Dirac、対称性を求めて2008年12月18日 21時56分18秒

UK-JAPAN2008のクリスマス企画で,ディラックの記事の続きです.
ディラックは理論に数学的美しさを求めました.その現れが大数仮説,磁気単極子の提案です.
電気にはプラスの粒子(陽子),マイナスの粒子(電子)があります.ところが磁石はかならず N 極と S 極が共存します.磁石を割って細かくしていても,二つの極が存在します.N極だけ,S極だけの磁石を作る事は出来ません.
ところで19世紀の終わりに電力と磁力は互いに結びついている事が分かりました.両者の振る舞いを記述する方程式は,符号が逆になるところがあったりはするものの,電気と磁気を入れ替えればそのまま成り立つようなものの組み合わせになっています.ところが電気はプラスだけ,マイナスだけのものがあるのに,磁石にはN極だけ,S極だけというものはありません.自然界の数学的美しさ,対称性を重んじたディラックは,磁力にも一方だけのもの(単極子)があるのではないかと提案します.この粒子(磁気単極子)は予言から60年経ちますが,現時点では未発見です.

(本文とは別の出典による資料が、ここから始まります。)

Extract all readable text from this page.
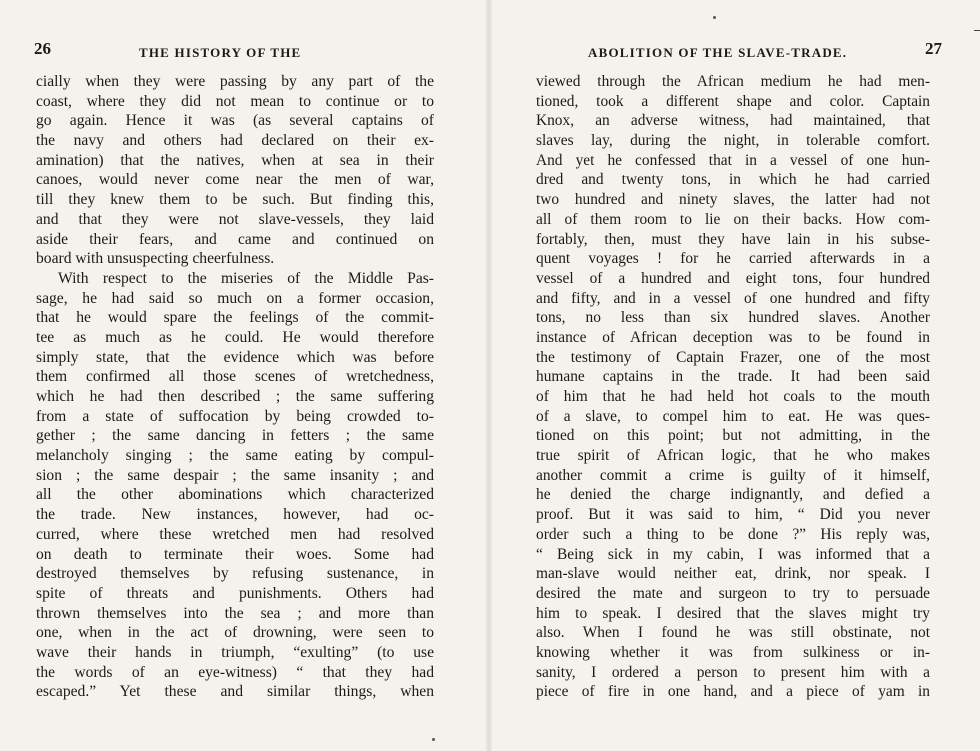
26	THE HISTORY OF THE
cially when they were passing by any part of the
coast, where they did not mean to continue or to
go again. Hence it was (as several captains of
the navy and others had declared on their ex-
amination) that the natives, when at sea in their
canoes, would never come near the men of war,
till they knew them to be such. But finding this,
and that they were not slave-vessels, they laid
aside their fears, and came and continued on
board with unsuspecting cheerfulness.
With respect to the miseries of the Middle Pas-
sage, he had said so much on a former occasion,
that he would spare the feelings of the commit-
tee as much as he could. He would therefore
simply state, that the evidence which was before
them confirmed all those scenes of wretchedness,
which he had then described ; the same suffering
from a state of suffocation by being crowded to-
gether ; the same dancing in fetters ; the same
melancholy singing ; the same eating by compul-
sion ; the same despair ; the same insanity ; and
all the other abominations which characterized
the trade. New instances, however, had oc-
curred, where these wretched men had resolved
on death to terminate their woes. Some had
destroyed themselves by refusing sustenance, in
spite of threats and punishments. Others had
thrown themselves into the sea ; and more than
one, when in the act of drowning, were seen to
wave their hands in triumph, “exulting” (to use
the words of an eye-witness) “ that they had
escaped.” Yet these and similar things, when
ABOLITION OF THE SLAVE-TRADE.	27
viewed through the African medium he had men-
tioned, took a different shape and color. Captain
Knox, an adverse witness, had maintained, that
slaves lay, during the night, in tolerable comfort.
And yet he confessed that in a vessel of one hun-
dred and twenty tons, in which he had carried
two hundred and ninety slaves, the latter had not
all of them room to lie on their backs. How com-
fortably, then, must they have lain in his subse-
quent voyages ! for he carried afterwards in a
vessel of a hundred and eight tons, four hundred
and fifty, and in a vessel of one hundred and fifty
tons, no less than six hundred slaves. Another
instance of African deception was to be found in
the testimony of Captain Frazer, one of the most
humane captains in the trade. It had been said
of him that he had held hot coals to the mouth
of a slave, to compel him to eat. He was ques-
tioned on this point; but not admitting, in the
true spirit of African logic, that he who makes
another commit a crime is guilty of it himself,
he denied the charge indignantly, and defied a
proof. But it was said to him, “ Did you never
order such a thing to be done ?” His reply was,
“ Being sick in my cabin, I was informed that a
man-slave would neither eat, drink, nor speak. I
desired the mate and surgeon to try to persuade
him to speak. I desired that the slaves might try
also. When I found he was still obstinate, not
knowing whether it was from sulkiness or in-
sanity, I ordered a person to present him with a
piece of fire in one hand, and a piece of yam in
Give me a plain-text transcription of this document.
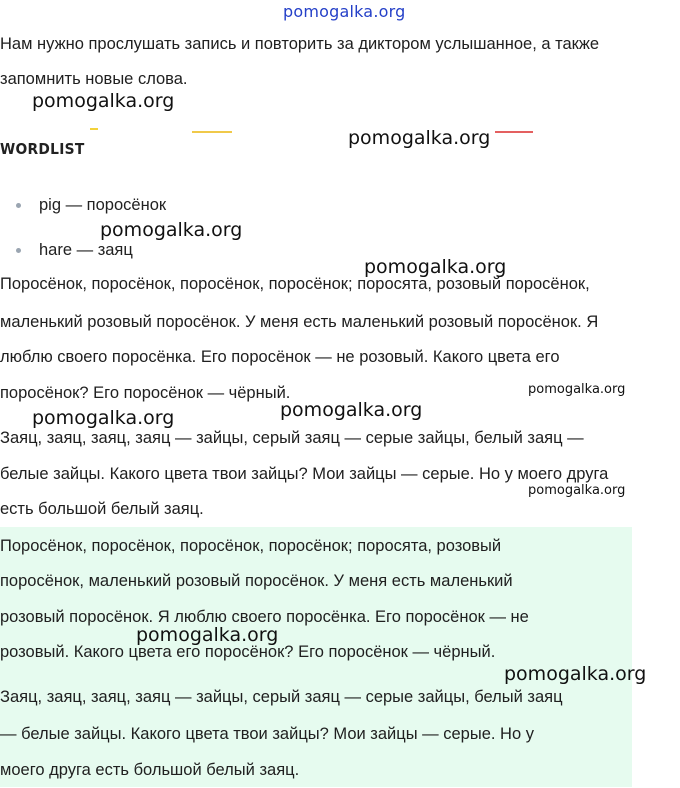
pomogalka.org
Нам нужно прослушать запись и повторить за диктором услышанное, а также
запомнить новые слова.
WORDLIST
pig — поросёнок
hare — заяц
Поросёнок, поросёнок, поросёнок, поросёнок; поросята, розовый поросёнок,
маленький розовый поросёнок. У меня есть маленький розовый поросёнок. Я
люблю своего поросёнка. Его поросёнок — не розовый. Какого цвета его
поросёнок? Его поросёнок — чёрный.
Заяц, заяц, заяц, заяц — зайцы, серый заяц — серые зайцы, белый заяц —
белые зайцы. Какого цвета твои зайцы? Мои зайцы — серые. Но у моего друга
есть большой белый заяц.
Поросёнок, поросёнок, поросёнок, поросёнок; поросята, розовый
поросёнок, маленький розовый поросёнок. У меня есть маленький
розовый поросёнок. Я люблю своего поросёнка. Его поросёнок — не
розовый. Какого цвета его поросёнок? Его поросёнок — чёрный.
Заяц, заяц, заяц, заяц — зайцы, серый заяц — серые зайцы, белый заяц
— белые зайцы. Какого цвета твои зайцы? Мои зайцы — серые. Но у
моего друга есть большой белый заяц.
pomogalka.org
pomogalka.org
pomogalka.org
pomogalka.org
pomogalka.org
pomogalka.org	pomogalka.org
pomogalka.org
pomogalka.org
pomogalka.org
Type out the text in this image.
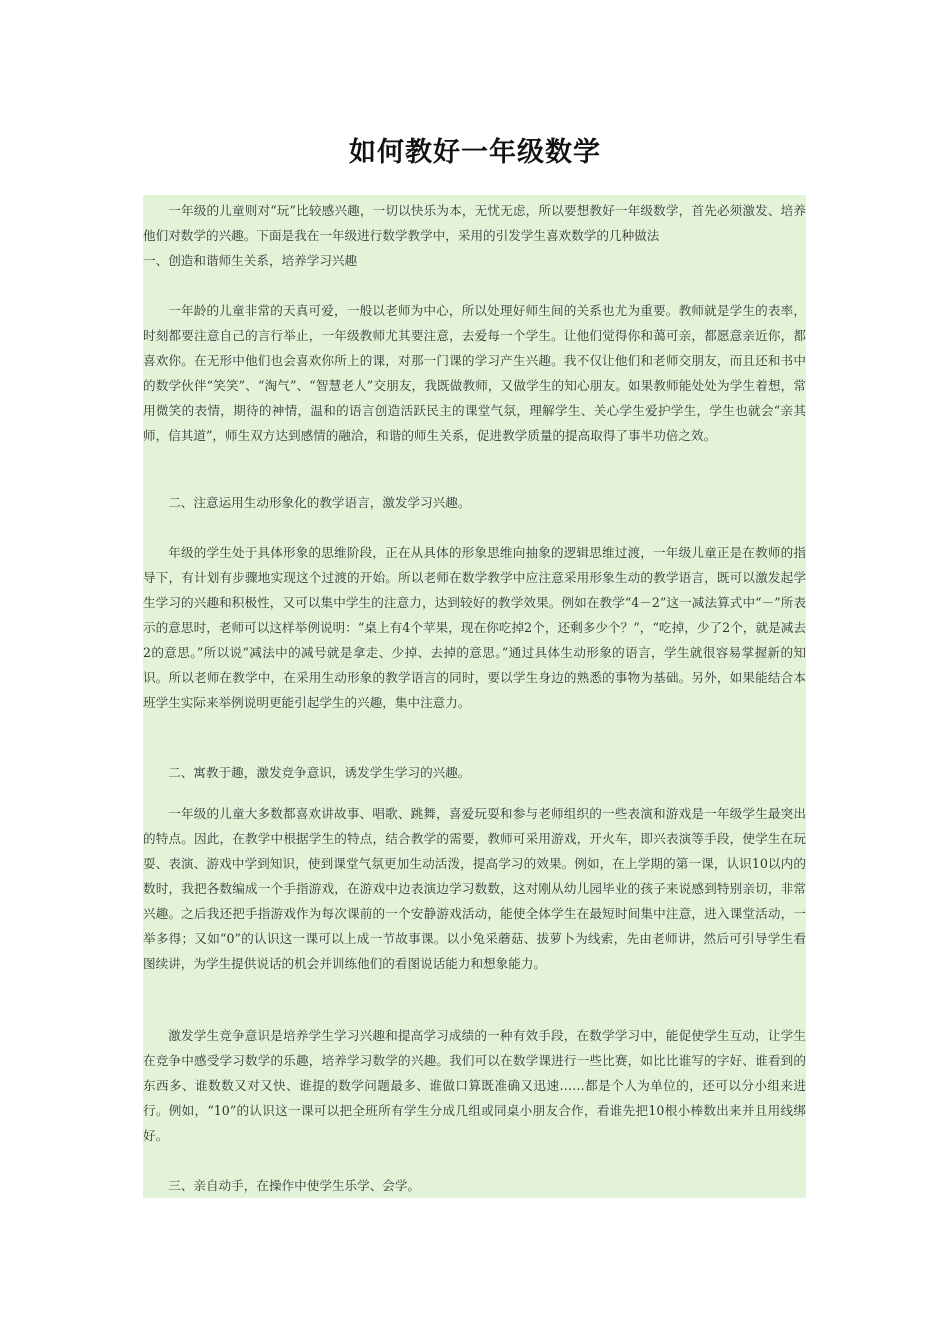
如何教好一年级数学

一年级的儿童则对“玩”比较感兴趣，一切以快乐为本，无忧无虑，所以要想教好一年级数学，首先必须激发、培养他们对数学的兴趣。下面是我在一年级进行数学教学中，采用的引发学生喜欢数学的几种做法

一、创造和谐师生关系，培养学习兴趣

一年龄的儿童非常的天真可爱，一般以老师为中心，所以处理好师生间的关系也尤为重要。教师就是学生的表率，时刻都要注意自己的言行举止，一年级教师尤其要注意，去爱每一个学生。让他们觉得你和蔼可亲，都愿意亲近你，都喜欢你。在无形中他们也会喜欢你所上的课，对那一门课的学习产生兴趣。我不仅让他们和老师交朋友，而且还和书中的数学伙伴“笑笑”、“淘气”、“智慧老人”交朋友，我既做教师，又做学生的知心朋友。如果教师能处处为学生着想，常用微笑的表情，期待的神情，温和的语言创造活跃民主的课堂气氛，理解学生、关心学生爱护学生，学生也就会“亲其师，信其道”，师生双方达到感情的融洽，和谐的师生关系，促进教学质量的提高取得了事半功倍之效。

二、注意运用生动形象化的教学语言，激发学习兴趣。

年级的学生处于具体形象的思维阶段，正在从具体的形象思维向抽象的逻辑思维过渡，一年级儿童正是在教师的指导下，有计划有步骤地实现这个过渡的开始。所以老师在数学教学中应注意采用形象生动的教学语言，既可以激发起学生学习的兴趣和积极性，又可以集中学生的注意力，达到较好的教学效果。例如在教学“4－2”这一减法算式中“－”所表示的意思时，老师可以这样举例说明：“桌上有4个苹果，现在你吃掉2个，还剩多少个？”，“吃掉，少了2个，就是减去2的意思。”所以说“减法中的减号就是拿走、少掉、去掉的意思。”通过具体生动形象的语言，学生就很容易掌握新的知识。所以老师在教学中，在采用生动形象的教学语言的同时，要以学生身边的熟悉的事物为基础。另外，如果能结合本班学生实际来举例说明更能引起学生的兴趣，集中注意力。

二、寓教于趣，激发竞争意识，诱发学生学习的兴趣。

一年级的儿童大多数都喜欢讲故事、唱歌、跳舞，喜爱玩耍和参与老师组织的一些表演和游戏是一年级学生最突出的特点。因此，在教学中根据学生的特点，结合教学的需要，教师可采用游戏，开火车，即兴表演等手段，使学生在玩耍、表演、游戏中学到知识，使到课堂气氛更加生动活泼，提高学习的效果。例如，在上学期的第一课，认识10以内的数时，我把各数编成一个手指游戏，在游戏中边表演边学习数数，这对刚从幼儿园毕业的孩子来说感到特别亲切，非常兴趣。之后我还把手指游戏作为每次课前的一个安静游戏活动，能使全体学生在最短时间集中注意，进入课堂活动，一举多得；又如“0”的认识这一课可以上成一节故事课。以小兔采蘑菇、拔萝卜为线索，先由老师讲，然后可引导学生看图续讲，为学生提供说话的机会并训练他们的看图说话能力和想象能力。

激发学生竞争意识是培养学生学习兴趣和提高学习成绩的一种有效手段，在数学学习中，能促使学生互动，让学生在竞争中感受学习数学的乐趣，培养学习数学的兴趣。我们可以在数学课进行一些比赛，如比比谁写的字好、谁看到的东西多、谁数数又对又快、谁提的数学问题最多、谁做口算既准确又迅速……都是个人为单位的，还可以分小组来进行。例如，“10”的认识这一课可以把全班所有学生分成几组或同桌小朋友合作，看谁先把10根小棒数出来并且用线绑好。

三、亲自动手，在操作中使学生乐学、会学。
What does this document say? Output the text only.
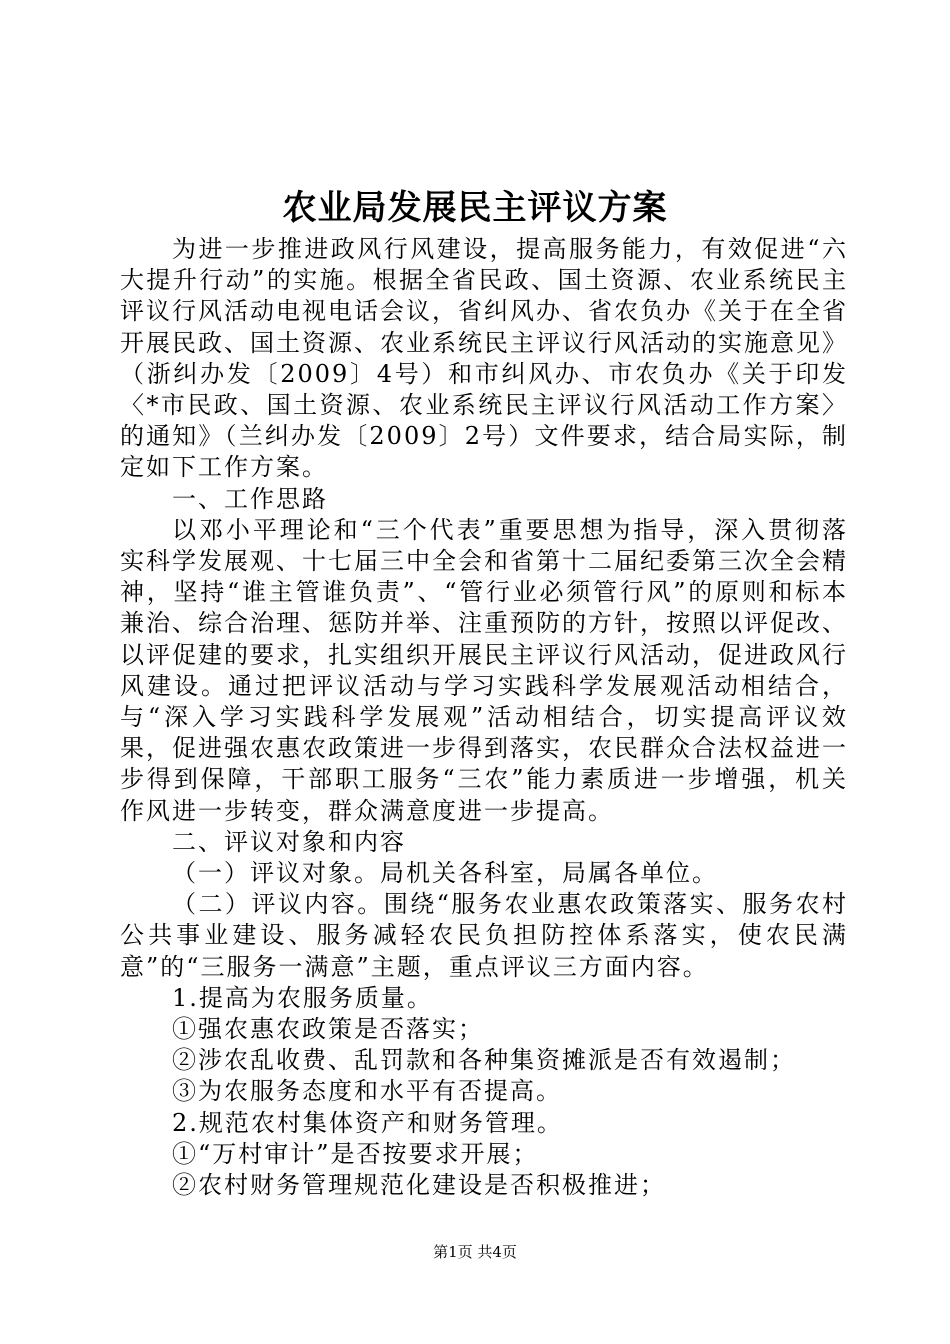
农业局发展民主评议方案

为进一步推进政风行风建设，提高服务能力，有效促进“六大提升行动”的实施。根据全省民政、国土资源、农业系统民主评议行风活动电视电话会议，省纠风办、省农负办《关于在全省开展民政、国土资源、农业系统民主评议行风活动的实施意见》（浙纠办发〔2009〕4号）和市纠风办、市农负办《关于印发〈*市民政、国土资源、农业系统民主评议行风活动工作方案〉的通知》（兰纠办发〔2009〕2号）文件要求，结合局实际，制定如下工作方案。

一、工作思路

以邓小平理论和“三个代表”重要思想为指导，深入贯彻落实科学发展观、十七届三中全会和省第十二届纪委第三次全会精神，坚持“谁主管谁负责”、“管行业必须管行风”的原则和标本兼治、综合治理、惩防并举、注重预防的方针，按照以评促改、以评促建的要求，扎实组织开展民主评议行风活动，促进政风行风建设。通过把评议活动与学习实践科学发展观活动相结合，与“深入学习实践科学发展观”活动相结合，切实提高评议效果，促进强农惠农政策进一步得到落实，农民群众合法权益进一步得到保障，干部职工服务“三农”能力素质进一步增强，机关作风进一步转变，群众满意度进一步提高。

二、评议对象和内容

（一）评议对象。局机关各科室，局属各单位。

（二）评议内容。围绕“服务农业惠农政策落实、服务农村公共事业建设、服务减轻农民负担防控体系落实，使农民满意”的“三服务一满意”主题，重点评议三方面内容。

1.提高为农服务质量。

①强农惠农政策是否落实；

②涉农乱收费、乱罚款和各种集资摊派是否有效遏制；

③为农服务态度和水平有否提高。

2.规范农村集体资产和财务管理。

①“万村审计”是否按要求开展；

②农村财务管理规范化建设是否积极推进；

第1页 共4页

大数仮説はもっと大胆な提案です.原子の中の事を考えているうちに,ディラックは宇宙のどこでも成り立つ数があるのではと考えました.例えば水素原子の中の陽子と電子の間に働く力は,電磁気力と重力があります.しかし力の大きさは,電磁気力が重力の10の40乗倍も強いのです.次に,宇宙の年齢と,陽子の半径を光が横切るのに必要な時間を比較すると,前者が後者の10の40乗倍も長いのです.さらに,この宇宙に存在する核子(陽子と中性子)の数は,10の80乗倍です.10の80乗倍は10の40乗倍の2乗です.
このように宇宙の構造を考えると,10の40乗がマジックナンバーとして浮かんできます.そこでディラックは逆に,この宇宙は10の40乗で結び付けられる関係が成り立つ様に構成されていると考えます.さらに,宇宙は徐々に進化しています.宇宙の年齢が延びると,陽子の半径も延びたり,さらには重力と電磁気力の関係も時間的に変わるだろうと考えました.これがディラックの大数仮説です.
ディラックは大胆な提案と数学的な美しさを追求しました.この思想は著作にも現れています.
最初の本はブラケット記法を駆使した量子力学の教科書です.日本語訳は出版されましたが,今は絶版のようです.朝永振一郎が翻訳しています.量子力学を学ぶ人は,一度は目を通しておきたい名著です.また,リストに挙げた様に一般相対性理論に関するテキストも執筆していますが,エッセンスだけが書いてあるような本なので,これだけで学ぼうとすると大変かもしれません.
28歳で王立協会会員,30歳でケンブリッジ大学のルーカス教授職に就き,67歳で引退.その後フロリダ大学教授となり,アメリカで生涯を終えました.